In an article published online in the September 8 issue of Science Express, the researchers report that they found an average of 20 mutated genes per each ovarian clear cell cancer studied. Two of the genes were more commonly mutated among the samples: ARID1A, a gene whose product normally suppresses tumors, and PPP2R1A, an oncogene that, when altered, helps turn normal cells into tumor cells. ARID1A mutations were identified in more than half of the tumors studied, and, according to Siân Jones, Ph.D., research associate at the Johns Hopkins Kimmel Cancer Center, “this gene may play a significant role in this type of cancer.”

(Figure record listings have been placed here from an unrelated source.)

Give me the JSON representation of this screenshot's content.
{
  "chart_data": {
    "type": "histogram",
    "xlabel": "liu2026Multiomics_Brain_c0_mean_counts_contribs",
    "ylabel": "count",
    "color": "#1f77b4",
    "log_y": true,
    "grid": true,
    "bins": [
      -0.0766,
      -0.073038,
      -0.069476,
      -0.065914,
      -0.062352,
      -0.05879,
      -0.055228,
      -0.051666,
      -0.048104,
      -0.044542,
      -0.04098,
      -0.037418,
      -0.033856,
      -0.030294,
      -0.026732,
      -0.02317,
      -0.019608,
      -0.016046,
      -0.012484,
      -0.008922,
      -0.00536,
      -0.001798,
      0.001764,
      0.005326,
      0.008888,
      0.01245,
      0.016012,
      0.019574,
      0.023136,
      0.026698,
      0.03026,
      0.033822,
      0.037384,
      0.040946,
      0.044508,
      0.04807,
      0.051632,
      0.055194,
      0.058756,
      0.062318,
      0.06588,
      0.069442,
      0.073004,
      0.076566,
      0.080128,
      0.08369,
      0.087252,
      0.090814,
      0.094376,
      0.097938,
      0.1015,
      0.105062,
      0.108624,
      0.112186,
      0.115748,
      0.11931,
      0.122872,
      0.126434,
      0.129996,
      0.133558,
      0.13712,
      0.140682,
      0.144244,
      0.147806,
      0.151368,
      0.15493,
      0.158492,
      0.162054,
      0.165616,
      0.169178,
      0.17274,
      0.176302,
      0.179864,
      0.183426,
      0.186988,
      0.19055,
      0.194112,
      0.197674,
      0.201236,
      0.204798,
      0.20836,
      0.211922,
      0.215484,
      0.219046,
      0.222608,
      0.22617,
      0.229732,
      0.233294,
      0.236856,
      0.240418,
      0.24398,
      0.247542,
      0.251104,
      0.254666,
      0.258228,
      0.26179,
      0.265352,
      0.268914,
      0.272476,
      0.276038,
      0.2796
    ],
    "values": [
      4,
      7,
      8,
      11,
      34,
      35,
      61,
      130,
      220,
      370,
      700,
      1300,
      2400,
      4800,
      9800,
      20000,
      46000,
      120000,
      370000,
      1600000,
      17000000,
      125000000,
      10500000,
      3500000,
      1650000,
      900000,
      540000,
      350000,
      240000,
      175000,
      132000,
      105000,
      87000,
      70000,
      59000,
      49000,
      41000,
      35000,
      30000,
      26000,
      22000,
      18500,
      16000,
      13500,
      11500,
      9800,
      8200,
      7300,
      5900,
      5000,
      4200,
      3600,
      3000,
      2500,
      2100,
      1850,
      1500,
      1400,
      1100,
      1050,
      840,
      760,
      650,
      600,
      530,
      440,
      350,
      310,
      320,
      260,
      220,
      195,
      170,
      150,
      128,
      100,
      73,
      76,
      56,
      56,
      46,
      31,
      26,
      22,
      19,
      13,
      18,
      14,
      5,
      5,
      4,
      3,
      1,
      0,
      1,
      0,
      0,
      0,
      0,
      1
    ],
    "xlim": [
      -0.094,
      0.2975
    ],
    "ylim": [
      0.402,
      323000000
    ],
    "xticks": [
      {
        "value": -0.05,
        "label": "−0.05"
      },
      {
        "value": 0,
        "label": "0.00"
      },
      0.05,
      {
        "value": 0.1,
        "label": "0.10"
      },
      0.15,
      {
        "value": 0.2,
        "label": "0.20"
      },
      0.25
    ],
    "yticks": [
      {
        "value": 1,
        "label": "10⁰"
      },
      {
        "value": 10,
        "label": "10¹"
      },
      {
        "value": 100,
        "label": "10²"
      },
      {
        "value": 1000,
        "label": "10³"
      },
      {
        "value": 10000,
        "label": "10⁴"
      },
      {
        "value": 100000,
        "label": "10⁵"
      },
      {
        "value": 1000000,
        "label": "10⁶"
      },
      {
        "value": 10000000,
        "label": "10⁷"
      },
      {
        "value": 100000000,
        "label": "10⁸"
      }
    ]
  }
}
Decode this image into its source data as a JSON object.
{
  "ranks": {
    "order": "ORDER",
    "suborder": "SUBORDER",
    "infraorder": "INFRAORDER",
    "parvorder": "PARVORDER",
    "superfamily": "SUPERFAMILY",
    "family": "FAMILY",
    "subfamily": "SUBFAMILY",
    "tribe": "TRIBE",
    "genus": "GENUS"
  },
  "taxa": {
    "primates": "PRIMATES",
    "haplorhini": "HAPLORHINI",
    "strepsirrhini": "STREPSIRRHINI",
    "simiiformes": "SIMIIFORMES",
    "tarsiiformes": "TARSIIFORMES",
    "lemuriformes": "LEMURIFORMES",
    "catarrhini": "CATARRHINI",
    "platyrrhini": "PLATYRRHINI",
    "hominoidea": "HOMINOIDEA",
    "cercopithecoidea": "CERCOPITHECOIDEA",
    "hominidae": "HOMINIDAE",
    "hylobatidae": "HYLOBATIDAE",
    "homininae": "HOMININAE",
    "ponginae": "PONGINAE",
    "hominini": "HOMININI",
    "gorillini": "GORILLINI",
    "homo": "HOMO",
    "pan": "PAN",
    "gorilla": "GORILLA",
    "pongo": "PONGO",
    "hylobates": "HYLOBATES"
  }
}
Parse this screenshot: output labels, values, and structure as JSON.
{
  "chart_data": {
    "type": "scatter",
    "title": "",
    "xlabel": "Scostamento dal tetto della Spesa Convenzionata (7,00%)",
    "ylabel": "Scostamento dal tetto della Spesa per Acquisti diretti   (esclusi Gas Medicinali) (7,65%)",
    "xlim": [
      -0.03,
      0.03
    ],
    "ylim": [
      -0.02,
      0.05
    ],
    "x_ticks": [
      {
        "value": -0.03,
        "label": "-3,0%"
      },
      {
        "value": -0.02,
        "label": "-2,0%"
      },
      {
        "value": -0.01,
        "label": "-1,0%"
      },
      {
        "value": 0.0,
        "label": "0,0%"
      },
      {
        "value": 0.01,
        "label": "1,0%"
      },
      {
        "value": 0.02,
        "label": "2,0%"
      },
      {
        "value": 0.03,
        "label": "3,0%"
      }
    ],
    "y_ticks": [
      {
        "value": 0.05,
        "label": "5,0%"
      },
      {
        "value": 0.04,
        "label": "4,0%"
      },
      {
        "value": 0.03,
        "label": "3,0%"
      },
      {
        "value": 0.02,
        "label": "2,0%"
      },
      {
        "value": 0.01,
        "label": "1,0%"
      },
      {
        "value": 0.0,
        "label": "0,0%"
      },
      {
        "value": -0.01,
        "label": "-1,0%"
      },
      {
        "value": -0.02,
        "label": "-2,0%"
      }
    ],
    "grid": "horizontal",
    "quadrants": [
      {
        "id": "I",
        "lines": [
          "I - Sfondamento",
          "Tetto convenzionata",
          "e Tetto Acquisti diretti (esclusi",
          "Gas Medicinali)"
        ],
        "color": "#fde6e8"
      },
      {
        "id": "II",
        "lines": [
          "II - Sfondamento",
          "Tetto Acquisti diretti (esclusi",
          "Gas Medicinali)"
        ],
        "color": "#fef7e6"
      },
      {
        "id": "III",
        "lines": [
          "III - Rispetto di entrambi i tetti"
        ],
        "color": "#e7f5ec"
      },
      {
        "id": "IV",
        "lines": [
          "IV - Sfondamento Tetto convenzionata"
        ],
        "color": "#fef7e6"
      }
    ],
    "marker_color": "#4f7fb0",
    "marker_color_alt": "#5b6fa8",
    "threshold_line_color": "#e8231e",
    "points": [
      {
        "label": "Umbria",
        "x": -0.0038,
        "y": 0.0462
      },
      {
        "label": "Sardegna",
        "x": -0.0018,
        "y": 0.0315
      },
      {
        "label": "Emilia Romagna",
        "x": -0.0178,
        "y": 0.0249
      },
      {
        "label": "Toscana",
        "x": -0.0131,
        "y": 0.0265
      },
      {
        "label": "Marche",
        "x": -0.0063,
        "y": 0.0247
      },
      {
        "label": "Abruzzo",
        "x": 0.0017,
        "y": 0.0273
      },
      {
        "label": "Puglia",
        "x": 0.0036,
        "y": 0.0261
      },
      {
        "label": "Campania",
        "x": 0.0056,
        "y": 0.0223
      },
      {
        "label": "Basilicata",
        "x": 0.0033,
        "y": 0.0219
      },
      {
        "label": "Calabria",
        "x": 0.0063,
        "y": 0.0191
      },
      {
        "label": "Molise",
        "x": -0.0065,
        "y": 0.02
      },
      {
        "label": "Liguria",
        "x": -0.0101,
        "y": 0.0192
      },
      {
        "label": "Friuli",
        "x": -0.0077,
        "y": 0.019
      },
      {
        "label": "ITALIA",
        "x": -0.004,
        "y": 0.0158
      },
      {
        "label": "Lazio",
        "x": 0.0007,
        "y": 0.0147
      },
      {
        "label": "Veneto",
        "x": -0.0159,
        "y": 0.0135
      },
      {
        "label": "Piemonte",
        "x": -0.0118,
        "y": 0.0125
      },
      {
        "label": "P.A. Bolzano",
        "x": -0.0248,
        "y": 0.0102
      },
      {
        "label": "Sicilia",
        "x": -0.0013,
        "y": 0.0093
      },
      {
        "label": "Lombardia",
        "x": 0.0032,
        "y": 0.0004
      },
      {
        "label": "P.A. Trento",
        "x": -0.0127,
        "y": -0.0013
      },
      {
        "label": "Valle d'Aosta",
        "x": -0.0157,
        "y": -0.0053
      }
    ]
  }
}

The researchers say that ARID1A and PPP2R1A had not previously been linked to ovarian cancer, and “they may provide opportunities for developing new biomarkers and therapies that target those genes,” says Nickolas Papadopoulos, Ph.D., an associate professor of oncology and director of Translational Genetics at the Ludwig Center for Cancer Genetics & Therapeutics at the Johns Hopkins Kimmel Cancer Center.

For the study, the scientists evaluated mutations in 18,000 protein-encoding genes in ovarian clear cell tumors from eight patients at Johns Hopkins and from institutions in Taiwan and Japan. They purified the cancer cells, and analyzed genes from those cells and from normal cells obtained from the blood or uninvolved tissues of the same patients.

Researchers identified 268 mutations in 253 genes among the eight tumors, with an average of 20 mutations per tumor.